Physical and Occupational Therapists, Chiropractors, Osteopathic, Naturopathic, Medical Doctors, Psychologists, Physical Therapist Assistants, Occupational Therapy Assistants , Athletic Trainers, Massage Therapists, Personal Trainers and any other practitioners who are involved in treating pain and suffering.
|Upon completion of the course, participants will be able to apply the principles directly into their clinical practice:|
|1) Differentiate subjective and objective clinical characteristics for nociceptive, peripheral neurogenic, central sensitization, affective and motor / autonomic pain mechanisms.|
|2) Prescribe neuroscience patient education per yellow flag risk form high domain patterns for fear / escape avoidance behavior, self-efficacy and confidence, emotional stress, and nerve related pain.|
|3) Understand and make referrals according to patient rated outcome measures and psychometric measures for pain.|
|4) Effectively classify dominating pain mechanisms using PMCS.|
|5) Effectively prescribe active neurodynamic exercise for peripheral neurogenic pain mechanism, and Sensorimotor exercise for motor / autonomic pain mechanism.|
About the Instructor
Annie O’Connor, MSPT, OCS, Cert. MDT is Chief Clinical Officer at the Shirley Ryan Ability Lab formerly known as the Rehabilitation Institute of Chicago. Annie has co-authored 2018, Pain Mechanism Classification Chapter, Rehabilitation of The Spine: A Patient Center Approach 3e, Liebenson C (ed). Wolters Kluwer Philadelphia publisher. She has co-authored 2017, Therapeutic Exercise Chapter, Orthopedic Knowledge Update Spine 5, American Academy for Orthopedic Surgeons publisher. This chapter specifically is dedicated to helping Medical Doctors understand pain mechanism classification and the importance in therapeutic exercise selection.

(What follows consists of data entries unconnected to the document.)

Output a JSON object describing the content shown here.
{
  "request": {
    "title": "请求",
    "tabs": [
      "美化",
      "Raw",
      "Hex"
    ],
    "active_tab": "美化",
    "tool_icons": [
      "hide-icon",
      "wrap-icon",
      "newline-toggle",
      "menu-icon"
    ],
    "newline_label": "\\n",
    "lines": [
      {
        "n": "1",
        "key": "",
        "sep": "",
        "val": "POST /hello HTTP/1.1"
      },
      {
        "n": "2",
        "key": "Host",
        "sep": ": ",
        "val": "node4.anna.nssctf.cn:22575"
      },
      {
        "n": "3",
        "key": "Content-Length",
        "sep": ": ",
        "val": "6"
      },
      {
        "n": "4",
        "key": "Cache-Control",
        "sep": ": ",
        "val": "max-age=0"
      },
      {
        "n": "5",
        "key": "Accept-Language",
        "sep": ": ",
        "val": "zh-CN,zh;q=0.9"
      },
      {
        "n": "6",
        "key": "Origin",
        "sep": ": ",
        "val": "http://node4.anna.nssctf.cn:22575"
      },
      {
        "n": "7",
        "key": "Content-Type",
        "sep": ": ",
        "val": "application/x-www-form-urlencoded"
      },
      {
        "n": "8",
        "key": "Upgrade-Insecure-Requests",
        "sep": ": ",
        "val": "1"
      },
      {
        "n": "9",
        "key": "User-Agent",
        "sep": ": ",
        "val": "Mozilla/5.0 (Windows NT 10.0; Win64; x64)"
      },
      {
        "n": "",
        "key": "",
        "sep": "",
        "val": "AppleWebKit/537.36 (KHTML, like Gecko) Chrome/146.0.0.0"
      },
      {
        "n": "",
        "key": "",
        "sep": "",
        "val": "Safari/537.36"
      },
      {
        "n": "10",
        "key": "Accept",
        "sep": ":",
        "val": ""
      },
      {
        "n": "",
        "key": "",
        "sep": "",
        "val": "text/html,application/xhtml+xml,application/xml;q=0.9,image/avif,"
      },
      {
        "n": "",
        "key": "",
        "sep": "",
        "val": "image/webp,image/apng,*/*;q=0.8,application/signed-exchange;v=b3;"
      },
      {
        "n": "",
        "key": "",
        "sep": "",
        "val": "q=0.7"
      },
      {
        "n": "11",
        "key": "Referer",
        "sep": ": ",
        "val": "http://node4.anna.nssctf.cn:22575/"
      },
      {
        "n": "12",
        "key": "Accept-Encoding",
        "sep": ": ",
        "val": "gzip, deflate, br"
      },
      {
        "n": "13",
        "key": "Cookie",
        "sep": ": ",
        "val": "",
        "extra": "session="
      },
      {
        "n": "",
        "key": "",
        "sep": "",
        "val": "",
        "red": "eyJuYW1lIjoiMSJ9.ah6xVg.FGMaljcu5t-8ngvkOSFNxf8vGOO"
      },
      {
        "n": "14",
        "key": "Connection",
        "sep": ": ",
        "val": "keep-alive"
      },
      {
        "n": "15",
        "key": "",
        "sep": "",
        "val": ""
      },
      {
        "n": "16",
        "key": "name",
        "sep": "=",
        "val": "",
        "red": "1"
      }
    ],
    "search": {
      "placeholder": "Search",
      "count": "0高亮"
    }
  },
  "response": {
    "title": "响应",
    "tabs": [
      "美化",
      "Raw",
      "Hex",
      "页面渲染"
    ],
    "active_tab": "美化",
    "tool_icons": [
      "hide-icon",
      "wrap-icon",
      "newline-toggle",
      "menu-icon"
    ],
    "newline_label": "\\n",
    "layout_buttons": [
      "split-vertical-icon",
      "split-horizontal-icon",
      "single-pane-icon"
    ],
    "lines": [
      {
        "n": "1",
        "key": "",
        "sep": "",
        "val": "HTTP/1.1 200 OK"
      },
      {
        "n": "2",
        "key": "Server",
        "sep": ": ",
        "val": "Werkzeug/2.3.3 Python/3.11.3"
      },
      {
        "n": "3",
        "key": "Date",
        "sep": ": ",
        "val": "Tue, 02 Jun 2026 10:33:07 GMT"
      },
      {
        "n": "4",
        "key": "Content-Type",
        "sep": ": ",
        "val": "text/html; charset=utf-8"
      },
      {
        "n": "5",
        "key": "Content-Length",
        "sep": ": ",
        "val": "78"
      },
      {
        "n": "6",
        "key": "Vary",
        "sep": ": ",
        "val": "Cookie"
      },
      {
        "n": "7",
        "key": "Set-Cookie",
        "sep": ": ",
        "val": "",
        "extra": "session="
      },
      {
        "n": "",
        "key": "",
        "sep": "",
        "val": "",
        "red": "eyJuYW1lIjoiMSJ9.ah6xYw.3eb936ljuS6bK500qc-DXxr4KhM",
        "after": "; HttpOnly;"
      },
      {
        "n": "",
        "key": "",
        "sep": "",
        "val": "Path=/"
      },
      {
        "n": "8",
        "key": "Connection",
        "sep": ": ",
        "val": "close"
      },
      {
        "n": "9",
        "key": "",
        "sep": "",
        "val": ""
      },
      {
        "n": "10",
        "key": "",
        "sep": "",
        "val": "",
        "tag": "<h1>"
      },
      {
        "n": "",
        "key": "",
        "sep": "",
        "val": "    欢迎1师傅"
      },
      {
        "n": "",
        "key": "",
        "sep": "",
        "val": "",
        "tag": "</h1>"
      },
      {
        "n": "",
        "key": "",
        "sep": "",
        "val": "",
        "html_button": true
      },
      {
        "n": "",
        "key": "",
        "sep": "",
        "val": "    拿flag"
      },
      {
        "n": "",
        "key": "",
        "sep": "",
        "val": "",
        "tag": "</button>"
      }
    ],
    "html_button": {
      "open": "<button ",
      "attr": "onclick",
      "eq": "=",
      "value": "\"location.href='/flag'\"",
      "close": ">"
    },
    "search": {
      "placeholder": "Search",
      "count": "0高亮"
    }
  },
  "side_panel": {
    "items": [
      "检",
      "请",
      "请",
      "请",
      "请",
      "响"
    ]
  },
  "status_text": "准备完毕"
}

She has co-authored 2015 book “A World of Hurt: A Guide to Classifying Pain” and September 2016 Journal Article in JMMT “Validation of a pain mechanism classification system (PMCS) in physical therapy practice”. Both publications offer a research supported “paradigm shift” in managing Musculoskeletal Pain promoting effective and efficient outcomes with significant cost savings.

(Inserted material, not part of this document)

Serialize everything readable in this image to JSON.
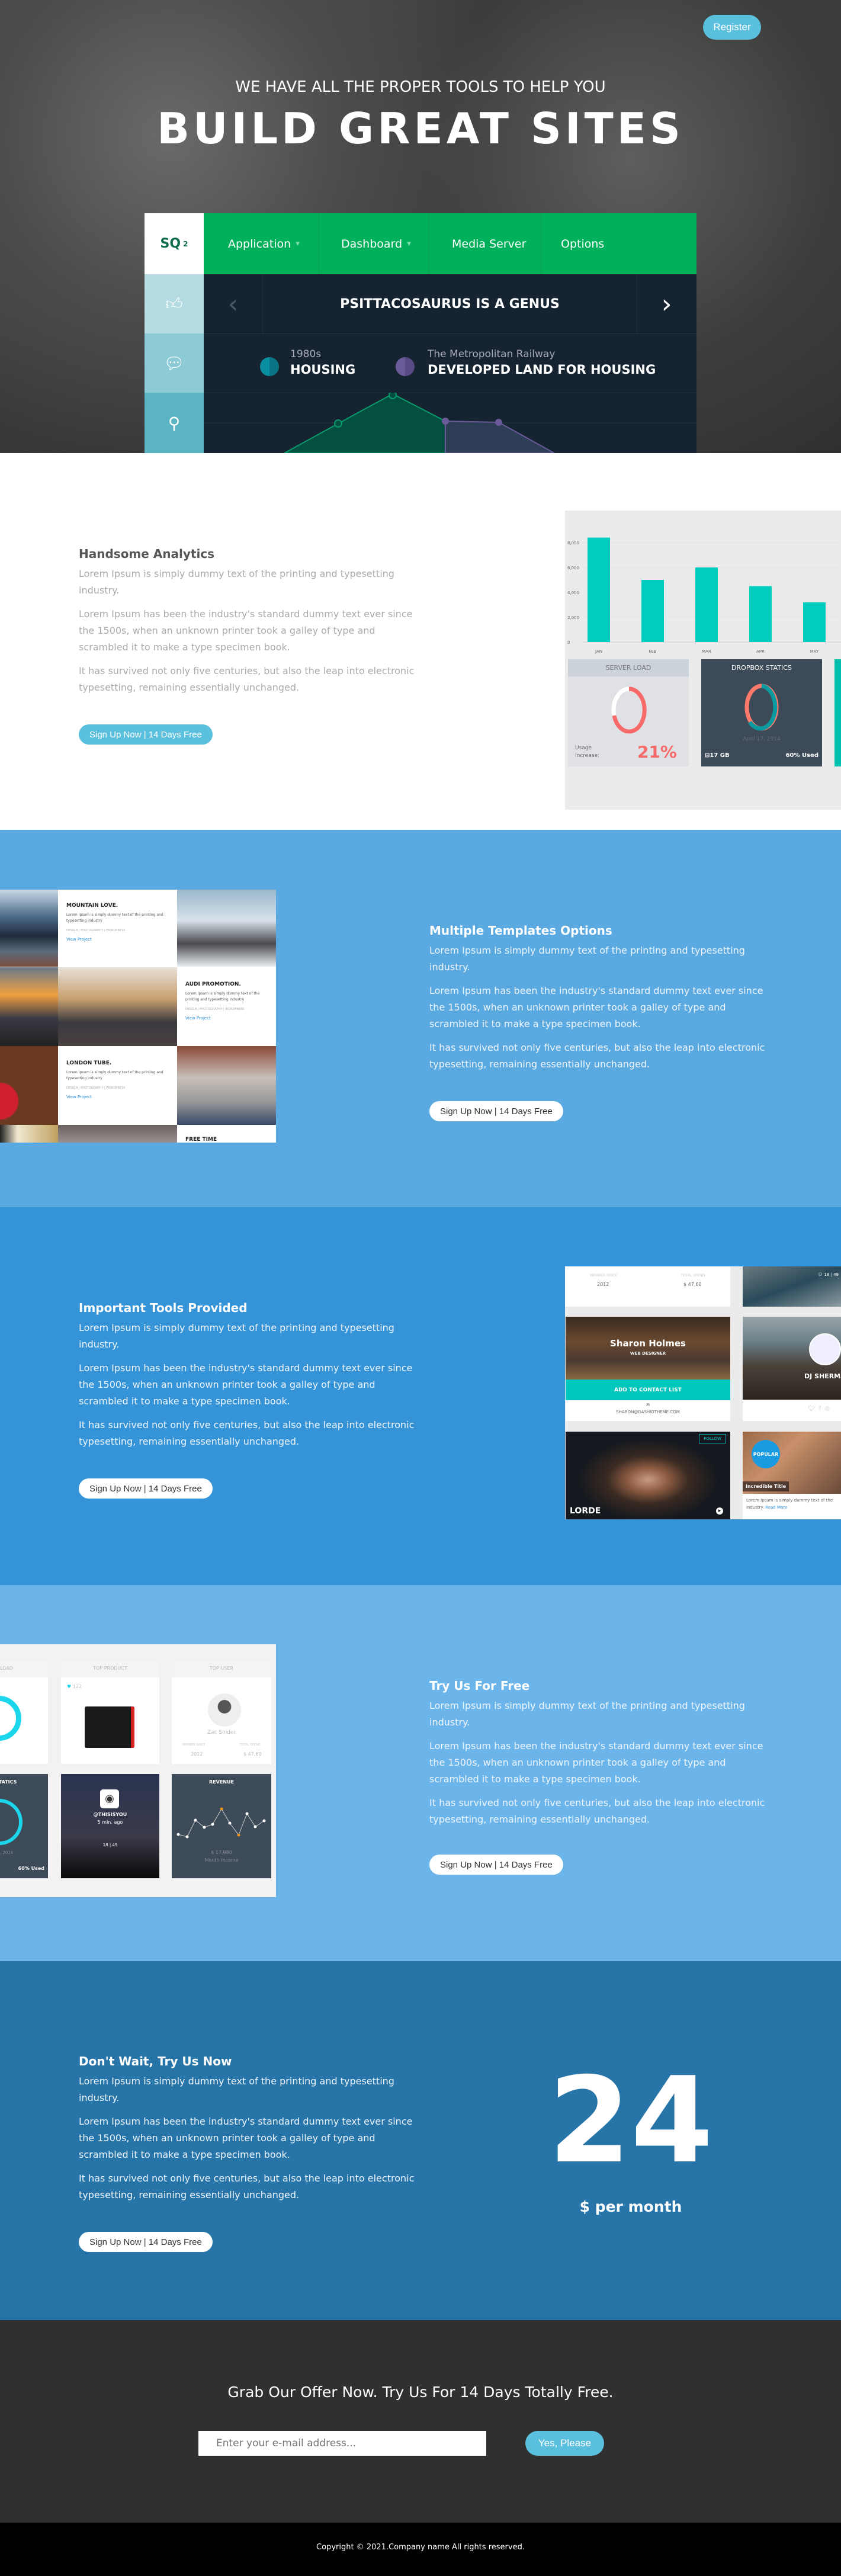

Annie is an Orthopedic Clinical Specialist (OCS) of the American Physical Therapy Association and has a Certification in Mechanical Diagnosis and Therapy in the McKenzie Method (Cert. MDT). She lectures nationally and internationally on musculoskeletal pain mechanism classification and intervention, neurodynamic evaluation and treatment, mechanical diagnosis and therapy of spine and extremities, kinetic chain evaluation, functional manual therapy and exercise prescription. She was instrumental in establishing the Pain Mechanism Classification System approach for musculoskeletal pain and neurological spasticity at the Shirley Ryan Ability Lab formerly known as the Rehabilitation Institute of Chicago. She is a member of American Physical Therapy Association in the orthopedic section and canine special interest group, the North American Spine Society (NASS), and McKenzie Institute. She continues to treat orthopedic, neurological patients, and canines with pain to achieve the best life possible.